Chapter Objectives
In this chapter, you will learn to:
• understand the basic concepts of XML, Document Type Definition, XML Schema Definition, Extensible Stylesheet Language, namespaces, and XPath;
• process XML documents using the DOM and SAX APIs;
• store XML documents using a document-oriented, data-oriented, or hybrid approach;
• grasp the key differences between XML and relational data;
• map between XML documents and (object-)relational data using table-based mapping, schema-oblivious mapping, schema-aware mapping, and SQL/XML;
• search XML data using full-text search, keyword-based search, structured search using XQuery, and semantic search using RDF and SPARQL;
• use XML for information exchange in combination with message-oriented middleware (MOM) and web services;
• understand other data representation formats such as JSON and YAML.
Opening Scenario
For regulatory and insurance purposes, Sober needs to store a report for each accident. The report should include the date, the location (including GPS coordinates), a summary of what happened and the individuals involved. Furthermore, for each individual Sober needs to know:
• the name;
• whether he/she is a driver driving a Sober car or not, a pedestrian, or a cyclist;
• whether he/she was injured.
The report should also include information about aid provided, such as police or ambulance assistance. Sober would like to know the best way to store this report.

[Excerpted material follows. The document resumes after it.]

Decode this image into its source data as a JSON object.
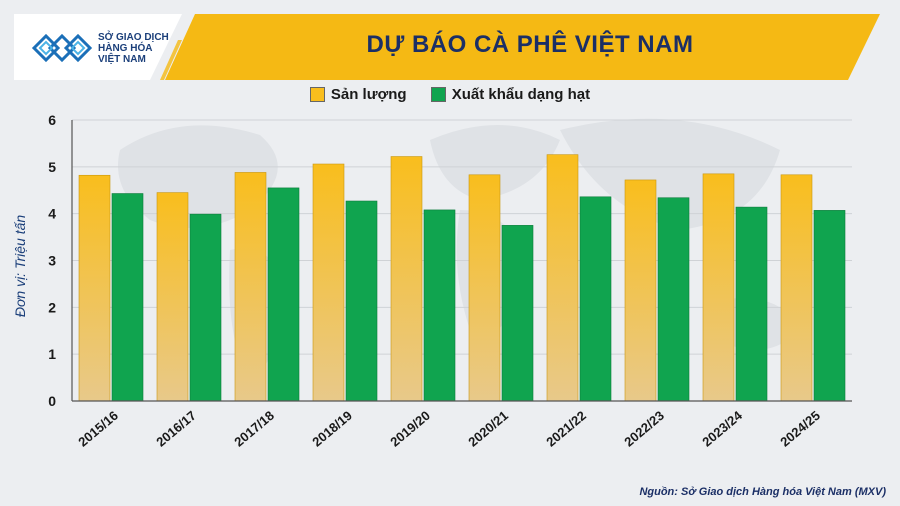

In this chapter, we discuss how to store, process, search, and visualize XML documents, and how DBMSs can support this. We start by looking at the XML data representation standard and discuss related concepts such as DTDs and XSDs for defining XML documents, XSL for visualizing or transforming XML documents, and namespaces to provide for a unique naming convention. This is followed by introducing XPath, which uses path expressions to navigate through XML documents. We review the DOM and SAX API to process XML documents. Next, we cover both the documentand data-oriented approach for storing XML documents. We extensively highlight the key differences between the XML and relational data model. Various mapping methods between XML and (object-)relational data are discussed: table-based mapping, schema-oblivious mapping, schema-aware mapping, and the SQL/XML extension. We also present various ways to search XML data: full-text search, keyword-based search, structured search, XQuery, and semantic search. We then illustrate how XML can be used for information exchange, both at the company level using RPC and message-oriented middleware and between companies using SOAP or REST-based web services.